O racismo estrutural tem esse nome justamente porque é parte da estrutura social, não se manifesta na atitude explícita de uma pessoa, mas no invisível funcionamento do sistema como um todo. Um bom exemplo está em um famoso estudo em que os economistas Bertrand e Mullainathan demonstraram que currículos cujo nome do candidato soava como de uma pessoa branca geravam 50% mais ligações para entrevistas que currículos idênticos, mas cujos nomes que soavam negros. Não se tratava de recrutadores sendo deliberadamente racistas, mas se utilizando de vieses inconscientes, que estão presentes o tempo todo no ambiente de trabalho.
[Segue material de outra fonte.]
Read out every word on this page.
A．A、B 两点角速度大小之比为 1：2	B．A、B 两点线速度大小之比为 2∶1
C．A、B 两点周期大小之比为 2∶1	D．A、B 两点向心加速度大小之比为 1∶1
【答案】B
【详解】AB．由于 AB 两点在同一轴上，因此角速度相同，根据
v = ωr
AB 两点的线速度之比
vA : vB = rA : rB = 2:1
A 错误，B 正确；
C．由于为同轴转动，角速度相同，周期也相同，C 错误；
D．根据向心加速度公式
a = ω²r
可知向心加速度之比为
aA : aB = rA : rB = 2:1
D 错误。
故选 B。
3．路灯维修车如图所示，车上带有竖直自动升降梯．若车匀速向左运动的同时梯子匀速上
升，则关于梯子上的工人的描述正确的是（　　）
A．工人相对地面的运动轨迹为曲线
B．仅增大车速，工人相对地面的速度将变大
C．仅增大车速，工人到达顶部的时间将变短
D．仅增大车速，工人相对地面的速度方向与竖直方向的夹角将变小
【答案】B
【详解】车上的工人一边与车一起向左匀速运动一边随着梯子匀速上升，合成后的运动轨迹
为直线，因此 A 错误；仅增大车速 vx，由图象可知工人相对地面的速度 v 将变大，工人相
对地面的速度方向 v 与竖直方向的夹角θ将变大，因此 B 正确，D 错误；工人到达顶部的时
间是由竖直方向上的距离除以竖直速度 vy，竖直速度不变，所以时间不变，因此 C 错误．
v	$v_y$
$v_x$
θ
Entendo que apesar de difícil, abrir espaço para esse diálogo é um passo importante no caminho de um ecossistema mais saudável e diverso e parabenizo o Nubank pela resposta, dada em carta assinada pelas co-fundadores, em que reconhecem o problema e se comprometem a fazer mais ações concretas na busca por maior diversidade ético racial na empresa. Essa não deve ser uma pauta exclusiva de grandes empresas como o Nubank e nem apenas de pessoas negras – ou de mulheres, LGBTs e outros grupos minorizados – mas de todos nós. Não apenas porque é a coisa certa a se fazer, mas porque também gera maior capacidade de inovação nas empresas e como consequência, melhores resultados financeiros, como já foi demonstrado por diversas pesquisas. Espero que esse caso gere um exemplo a ser seguido por mais empresas de tecnologia, contribuindo para a construção de um ecossistema de tecnologia e uma sociedade melhor.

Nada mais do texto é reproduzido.